Friday, November 18, 2011

Los Muertos

Weather can ruin your whole day.

We got out of Cabo San Lucas early one morning because the forecast said a ‘norther’ weather system would move down the Sea of Cortez the following day.  The boats that made the trip to Los Frailes the day after us got hammered.  The weather kept us pinned down at anchor behind a mountain for five days.  On the sixth day, we made a sweet passage to Ensenada de los Muertos.

Los Muertos is a nice little anchorage well protected except from the east and southeast.   After a good night’s sleep, we went for a long walk on the beach and ate lunch at the cantina.
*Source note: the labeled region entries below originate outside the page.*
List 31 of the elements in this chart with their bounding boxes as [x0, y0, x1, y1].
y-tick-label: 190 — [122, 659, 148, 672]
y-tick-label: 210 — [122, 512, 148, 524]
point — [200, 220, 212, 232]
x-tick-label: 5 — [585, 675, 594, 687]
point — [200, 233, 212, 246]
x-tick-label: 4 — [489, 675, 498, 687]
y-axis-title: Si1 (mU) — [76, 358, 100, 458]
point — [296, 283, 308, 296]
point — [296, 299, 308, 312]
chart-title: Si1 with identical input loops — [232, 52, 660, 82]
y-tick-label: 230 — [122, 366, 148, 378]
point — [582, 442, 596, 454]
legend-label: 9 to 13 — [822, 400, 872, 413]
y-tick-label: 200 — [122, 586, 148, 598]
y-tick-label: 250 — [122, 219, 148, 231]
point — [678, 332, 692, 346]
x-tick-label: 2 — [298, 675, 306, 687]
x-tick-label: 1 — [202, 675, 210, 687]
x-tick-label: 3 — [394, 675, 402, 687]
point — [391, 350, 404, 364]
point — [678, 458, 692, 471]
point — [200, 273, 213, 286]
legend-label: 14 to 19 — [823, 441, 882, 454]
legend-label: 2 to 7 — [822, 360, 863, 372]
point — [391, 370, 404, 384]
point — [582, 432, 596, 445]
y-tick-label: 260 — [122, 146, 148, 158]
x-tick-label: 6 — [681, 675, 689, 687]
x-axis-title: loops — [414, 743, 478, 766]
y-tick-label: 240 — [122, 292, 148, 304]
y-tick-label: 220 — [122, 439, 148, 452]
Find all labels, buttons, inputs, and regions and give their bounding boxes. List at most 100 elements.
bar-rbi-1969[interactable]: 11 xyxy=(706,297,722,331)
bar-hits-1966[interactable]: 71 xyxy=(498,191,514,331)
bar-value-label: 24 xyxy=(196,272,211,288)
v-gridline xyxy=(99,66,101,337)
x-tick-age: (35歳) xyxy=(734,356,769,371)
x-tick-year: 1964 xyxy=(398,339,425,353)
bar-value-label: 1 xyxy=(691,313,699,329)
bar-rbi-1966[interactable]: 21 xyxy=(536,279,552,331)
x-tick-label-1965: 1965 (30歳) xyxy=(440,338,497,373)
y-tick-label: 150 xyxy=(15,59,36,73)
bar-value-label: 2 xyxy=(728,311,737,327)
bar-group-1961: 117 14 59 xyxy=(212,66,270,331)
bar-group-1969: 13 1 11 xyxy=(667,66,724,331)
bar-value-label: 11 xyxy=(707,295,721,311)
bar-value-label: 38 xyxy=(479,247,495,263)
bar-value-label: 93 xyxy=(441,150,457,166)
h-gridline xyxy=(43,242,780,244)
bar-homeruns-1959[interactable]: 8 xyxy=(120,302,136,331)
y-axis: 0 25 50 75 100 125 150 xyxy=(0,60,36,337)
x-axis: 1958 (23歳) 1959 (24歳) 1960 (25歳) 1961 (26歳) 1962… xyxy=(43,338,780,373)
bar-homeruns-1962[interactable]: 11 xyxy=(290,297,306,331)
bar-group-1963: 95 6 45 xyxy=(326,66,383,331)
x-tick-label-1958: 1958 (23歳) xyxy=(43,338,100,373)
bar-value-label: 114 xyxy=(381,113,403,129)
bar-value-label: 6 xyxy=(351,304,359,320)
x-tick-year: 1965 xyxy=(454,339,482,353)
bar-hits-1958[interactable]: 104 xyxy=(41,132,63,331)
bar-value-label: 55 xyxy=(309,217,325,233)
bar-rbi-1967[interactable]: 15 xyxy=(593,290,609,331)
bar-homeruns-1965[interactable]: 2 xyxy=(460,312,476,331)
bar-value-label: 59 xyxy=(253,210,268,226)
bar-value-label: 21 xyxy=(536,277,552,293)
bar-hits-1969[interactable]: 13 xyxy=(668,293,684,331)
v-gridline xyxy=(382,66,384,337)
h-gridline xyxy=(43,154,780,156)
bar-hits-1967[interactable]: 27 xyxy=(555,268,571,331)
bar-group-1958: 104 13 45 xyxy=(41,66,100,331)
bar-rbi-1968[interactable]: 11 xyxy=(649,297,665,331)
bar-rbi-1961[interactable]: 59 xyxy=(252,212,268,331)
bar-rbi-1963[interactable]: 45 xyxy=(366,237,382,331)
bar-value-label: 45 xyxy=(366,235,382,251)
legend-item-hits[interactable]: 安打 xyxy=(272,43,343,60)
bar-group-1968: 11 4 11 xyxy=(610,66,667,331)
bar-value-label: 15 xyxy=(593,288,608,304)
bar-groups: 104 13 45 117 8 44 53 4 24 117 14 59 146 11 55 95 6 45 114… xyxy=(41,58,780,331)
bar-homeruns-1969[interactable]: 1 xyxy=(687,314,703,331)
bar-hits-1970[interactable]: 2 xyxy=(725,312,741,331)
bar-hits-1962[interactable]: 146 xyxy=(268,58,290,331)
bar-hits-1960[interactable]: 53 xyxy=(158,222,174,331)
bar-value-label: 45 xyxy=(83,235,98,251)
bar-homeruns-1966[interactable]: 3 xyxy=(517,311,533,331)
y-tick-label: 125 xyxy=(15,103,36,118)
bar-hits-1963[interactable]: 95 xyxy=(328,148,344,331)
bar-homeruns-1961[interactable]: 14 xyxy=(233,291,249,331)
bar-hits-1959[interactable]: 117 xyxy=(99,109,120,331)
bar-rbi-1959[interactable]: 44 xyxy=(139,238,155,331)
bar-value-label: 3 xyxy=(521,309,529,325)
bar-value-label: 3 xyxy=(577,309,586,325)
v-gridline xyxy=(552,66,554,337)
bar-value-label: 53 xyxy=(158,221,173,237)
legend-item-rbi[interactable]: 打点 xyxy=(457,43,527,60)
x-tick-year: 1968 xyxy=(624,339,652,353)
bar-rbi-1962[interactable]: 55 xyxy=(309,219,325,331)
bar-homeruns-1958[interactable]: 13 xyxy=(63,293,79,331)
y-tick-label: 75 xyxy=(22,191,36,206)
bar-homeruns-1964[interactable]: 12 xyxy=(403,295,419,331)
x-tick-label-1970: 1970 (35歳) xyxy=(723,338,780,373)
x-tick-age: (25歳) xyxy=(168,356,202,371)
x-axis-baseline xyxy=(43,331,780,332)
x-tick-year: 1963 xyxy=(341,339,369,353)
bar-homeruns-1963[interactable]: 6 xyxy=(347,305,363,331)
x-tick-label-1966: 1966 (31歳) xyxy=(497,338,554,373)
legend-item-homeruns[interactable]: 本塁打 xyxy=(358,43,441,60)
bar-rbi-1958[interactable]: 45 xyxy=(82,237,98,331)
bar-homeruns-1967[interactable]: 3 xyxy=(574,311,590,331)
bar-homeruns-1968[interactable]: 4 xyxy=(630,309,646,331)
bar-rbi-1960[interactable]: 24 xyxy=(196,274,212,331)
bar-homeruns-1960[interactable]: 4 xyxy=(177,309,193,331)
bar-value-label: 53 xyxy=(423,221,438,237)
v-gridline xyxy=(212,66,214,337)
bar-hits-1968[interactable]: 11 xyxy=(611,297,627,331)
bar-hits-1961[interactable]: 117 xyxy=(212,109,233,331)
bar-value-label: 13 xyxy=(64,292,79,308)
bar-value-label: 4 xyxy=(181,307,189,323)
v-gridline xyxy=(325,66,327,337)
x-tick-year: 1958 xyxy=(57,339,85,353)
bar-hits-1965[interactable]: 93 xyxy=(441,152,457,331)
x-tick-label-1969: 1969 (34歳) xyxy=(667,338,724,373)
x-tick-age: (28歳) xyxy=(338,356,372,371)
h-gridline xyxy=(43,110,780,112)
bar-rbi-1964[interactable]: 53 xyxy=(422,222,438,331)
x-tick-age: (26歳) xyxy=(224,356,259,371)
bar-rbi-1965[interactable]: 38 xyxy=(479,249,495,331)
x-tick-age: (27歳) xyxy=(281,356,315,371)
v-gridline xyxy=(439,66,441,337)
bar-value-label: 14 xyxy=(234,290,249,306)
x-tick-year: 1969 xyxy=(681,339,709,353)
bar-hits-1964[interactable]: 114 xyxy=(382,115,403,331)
On the dinghy ride home we noticed that the winds had increased and the seas were building.  It was a wet ride.  To make matters worse, the wind and waves were coming from the east, pushing the boats at anchor toward the beach.  It was a bad scene.  We sat in the cockpit for hours making sure that the anchor was holding and monitoring wind speed and direction.  There was no improvement as daylight faded, so we stowed gear and prepared for a quick escape.  Just one problem, it was way too rough to get the dinghy back on board and towing in these conditions is a bad idea.  Getting the engine off and hoisted to the rail in four to six foot waves would be risky.  Pulling the dinghy on deck with a halyard in twenty knots of breeze would be like flying a kite.  We waited and hoped for the best.  Several boats raised anchor and got out of town, but so long as our anchor was holding we thought it best to stay put.  No sense trying to find our way into a strange new place in the dark if we don’t have to.  The good news came about 2100 when the winds lightened up considerably and shifted to the southwest.  Boats were no longer headed for the beach.  The bad news was that the waves to continued coming from the east.  The dinghy got stowed and we dreaded a sleepless night with wild rolling from side to side.  We radioed our friends Rick and Roseanna on Tension Reliever to discuss an exit strategy.  The plan was to take off in the morning at 0400 thereby catching the flood current that would speed us along to La Paz

Making great time with the current, we had covered more than forty miles by late morning.  As we neared La Paz, the flood ended and we decided to avoid navigating the tight and unfamiliar La Paz channel against an ebb tide.  We tucked into Balandra Cove, a beautiful little place ten miles short of our destination.  The Los Muertos experience seemed far away.  Trisha went below to read her book and I enjoyed a cigar in the cockpit.  Things were swell.  Suddenly, I felt a sprinkle of precipitation.  But this is the dry season?!